Kieren Marr, MD, MBA
Photo: Kieren Marr
Elected 2009

Dr. Marr is a Professor of Medicine and Oncology and serves as the Director of the Transplant and Oncology Infectious Diseases Program at Johns Hopkins. She serves as Vice Chair of Medicine for Innovation in Healthcare Implementation. The overarching theme of Dr. Marr’s research program is to reduce infectious morbidity in medically immunosuppressed hosts, by using a bi-directional translational approach, integrating laboratory and clinical trials to develop and optimize diagnostic tools and prevention strategies. Studies have focused specifically on pulmonary fungal infections that have significant morbidity. Her laboratory made pivotal observations describing innate risks for pulmonary fungal infections in transplant patients and mechanisms of host-pathogen interaction, advancing personalized strategies to prevent transplant–associated infection.
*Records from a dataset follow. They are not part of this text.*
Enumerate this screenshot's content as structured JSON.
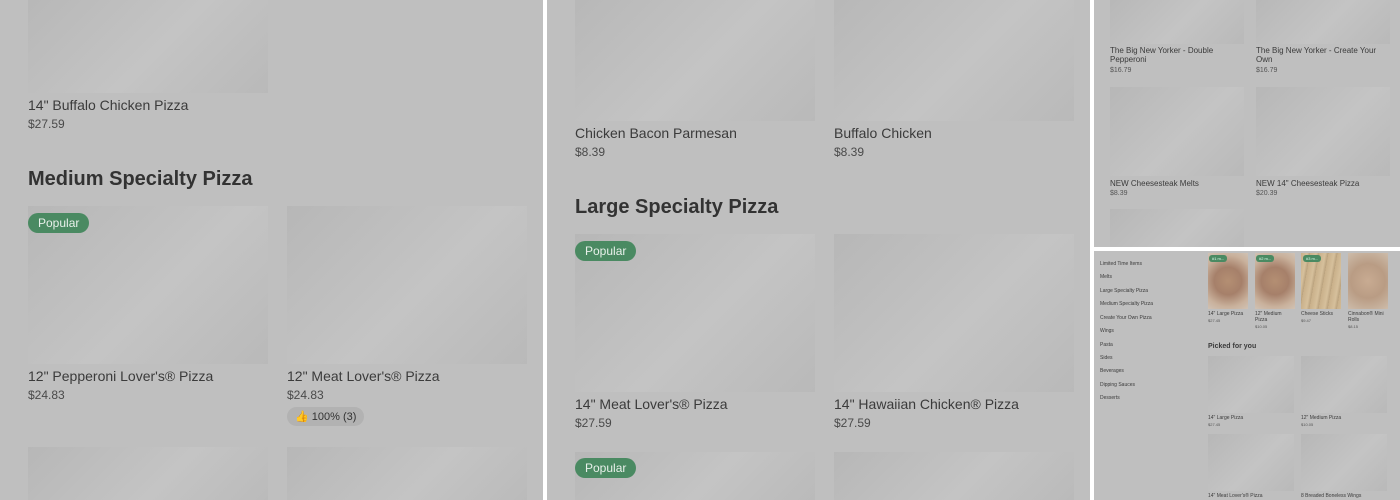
{
  "panel1": {
    "top_item": {
      "title": "14\" Buffalo Chicken Pizza",
      "price": "$27.59"
    },
    "section_heading": "Medium Specialty Pizza",
    "items": [
      {
        "title": "12\" Pepperoni Lover's® Pizza",
        "price": "$24.83",
        "badge": "Popular"
      },
      {
        "title": "12\" Meat Lover's® Pizza",
        "price": "$24.83",
        "rating": "100% (3)"
      }
    ]
  },
  "panel2": {
    "top_items": [
      {
        "title": "Chicken Bacon Parmesan",
        "price": "$8.39"
      },
      {
        "title": "Buffalo Chicken",
        "price": "$8.39"
      }
    ],
    "section_heading": "Large Specialty Pizza",
    "items": [
      {
        "title": "14\" Meat Lover's® Pizza",
        "price": "$27.59",
        "badge": "Popular"
      },
      {
        "title": "14\" Hawaiian Chicken® Pizza",
        "price": "$27.59"
      }
    ],
    "bottom_badge": "Popular"
  },
  "panel3": {
    "items": [
      {
        "title": "The Big New Yorker - Double Pepperoni",
        "price": "$16.79"
      },
      {
        "title": "The Big New Yorker - Create Your Own",
        "price": "$16.79"
      },
      {
        "title": "NEW Cheesesteak Melts",
        "price": "$8.39"
      },
      {
        "title": "NEW 14\" Cheesesteak Pizza",
        "price": "$20.39"
      }
    ]
  },
  "panel4": {
    "nav": [
      "Limited Time Items",
      "Melts",
      "Large Specialty Pizza",
      "Medium Specialty Pizza",
      "Create Your Own Pizza",
      "Wings",
      "Pasta",
      "Sides",
      "Beverages",
      "Dipping Sauces",
      "Desserts"
    ],
    "top_items": [
      {
        "title": "14\" Large Pizza",
        "price": "$27.45",
        "badge": "#1 m..."
      },
      {
        "title": "12\" Medium Pizza",
        "price": "$10.05",
        "badge": "#2 m..."
      },
      {
        "title": "Cheese Sticks",
        "price": "$9.47",
        "badge": "#3 m..."
      },
      {
        "title": "Cinnabon® Mini Rolls",
        "price": "$8.15"
      }
    ],
    "section_heading": "Picked for you",
    "picked": [
      {
        "title": "14\" Large Pizza",
        "price": "$27.45"
      },
      {
        "title": "12\" Medium Pizza",
        "price": "$10.05"
      },
      {
        "title": "14\" Meat Lover's® Pizza",
        "price": ""
      },
      {
        "title": "8 Breaded Boneless Wings",
        "price": ""
      }
    ]
  }
}
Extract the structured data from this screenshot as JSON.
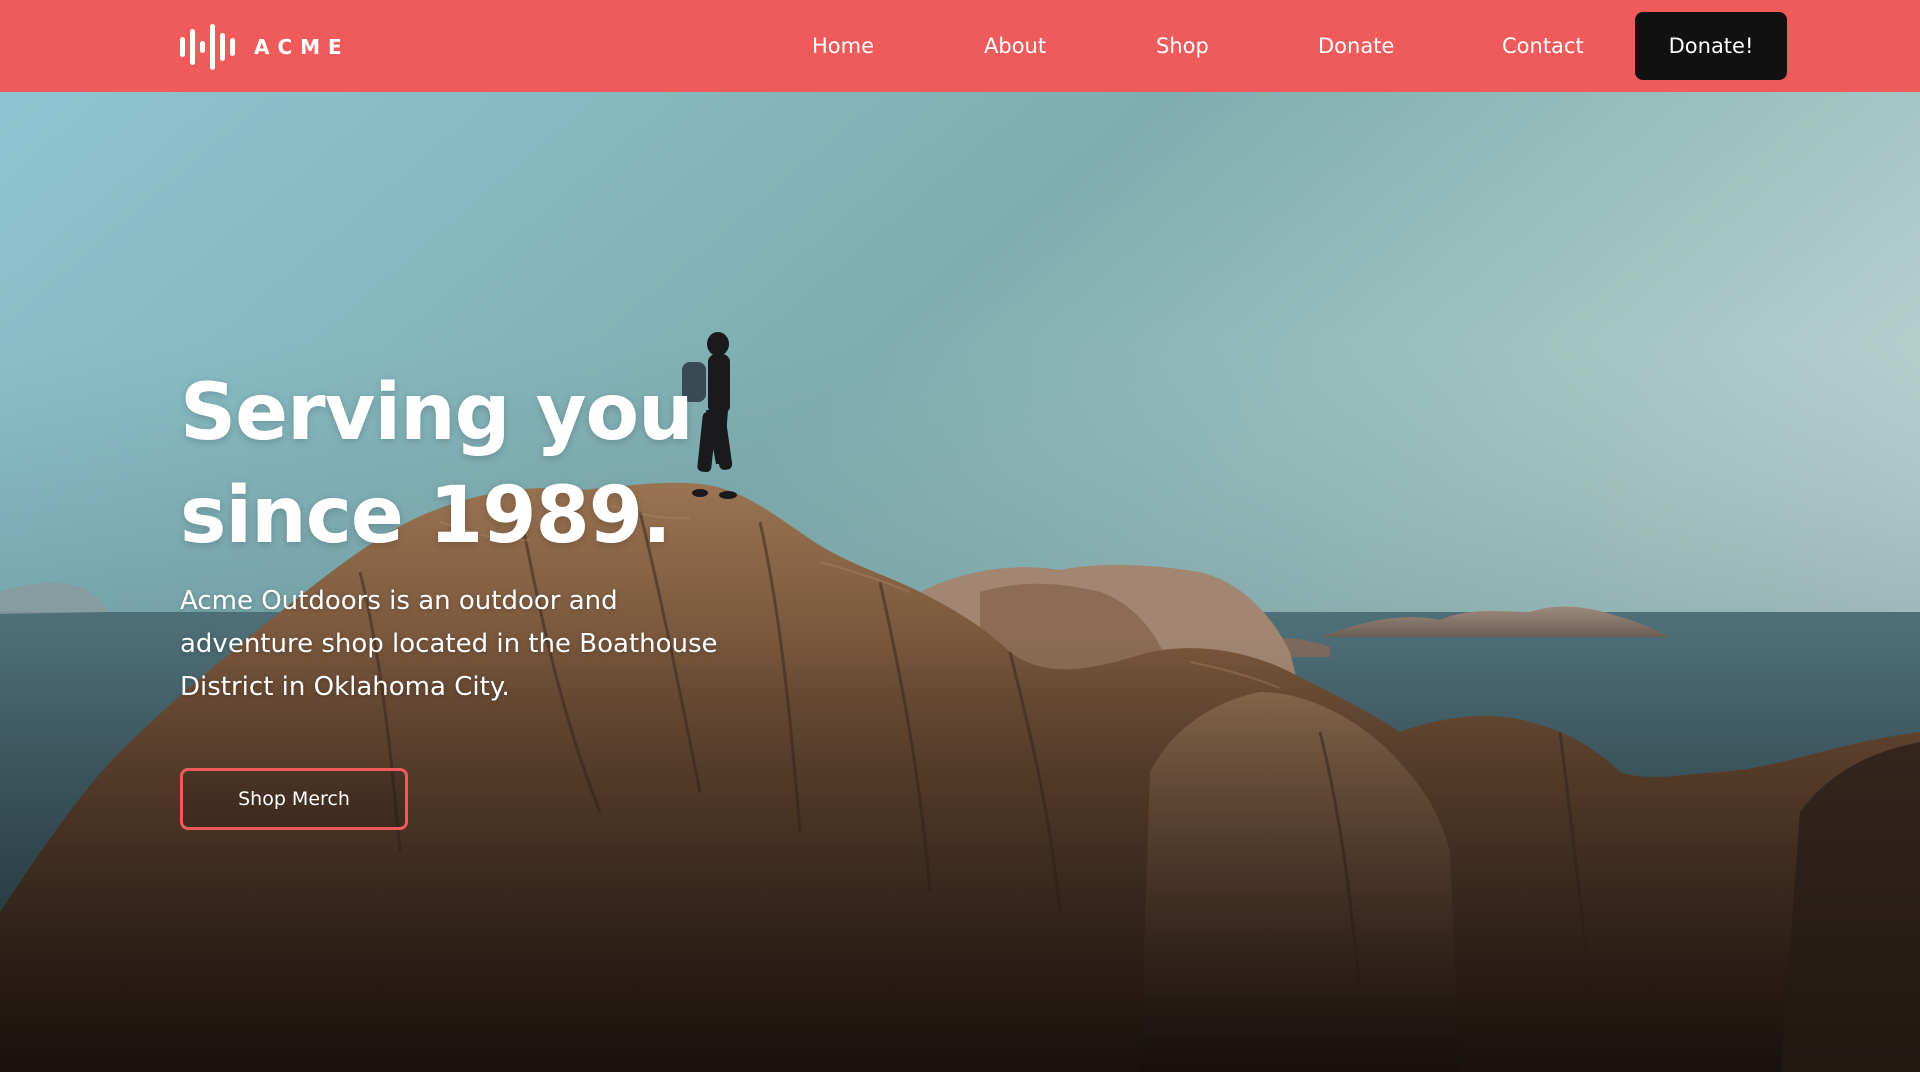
{
  "brand": {
    "name": "ACME",
    "logo_icon": "sound-wave-icon",
    "accent_color": "#ef5a5a",
    "dark_color": "#111111"
  },
  "nav": {
    "links": [
      "Home",
      "About",
      "Shop",
      "Donate",
      "Contact"
    ],
    "cta_label": "Donate!"
  },
  "hero": {
    "title_line1": "Serving you",
    "title_line2": "since 1989.",
    "description": "Acme Outdoors is an outdoor and adventure shop located in the Boathouse District in Oklahoma City.",
    "button_label": "Shop Merch",
    "background": "hiker-on-coastal-rocks-photo"
  }
}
Her group discovered a new fungal pathogen now recognized as a widely distributed drug-resistant organism (Aspergillus lentulus). Current laboratory efforts are focused on optimizing diagnostics, including immunologic methods to detect both active and latent infections. Her work was instrumental in optimizing current commercially available tests, and new technology has led to establishment of a start-up company focused on developing tests and drugs to prevent fungal infections. Altogether, Dr. Marr’s efforts have advanced our understandings of pulmonary fungal infections and have resulted in important diagnostic tools and drugs used in practice today. In 2015, she was named by Thomson Reuters as one of the “World’s Most Influential Scientific Minds”, based on 11-year citation data.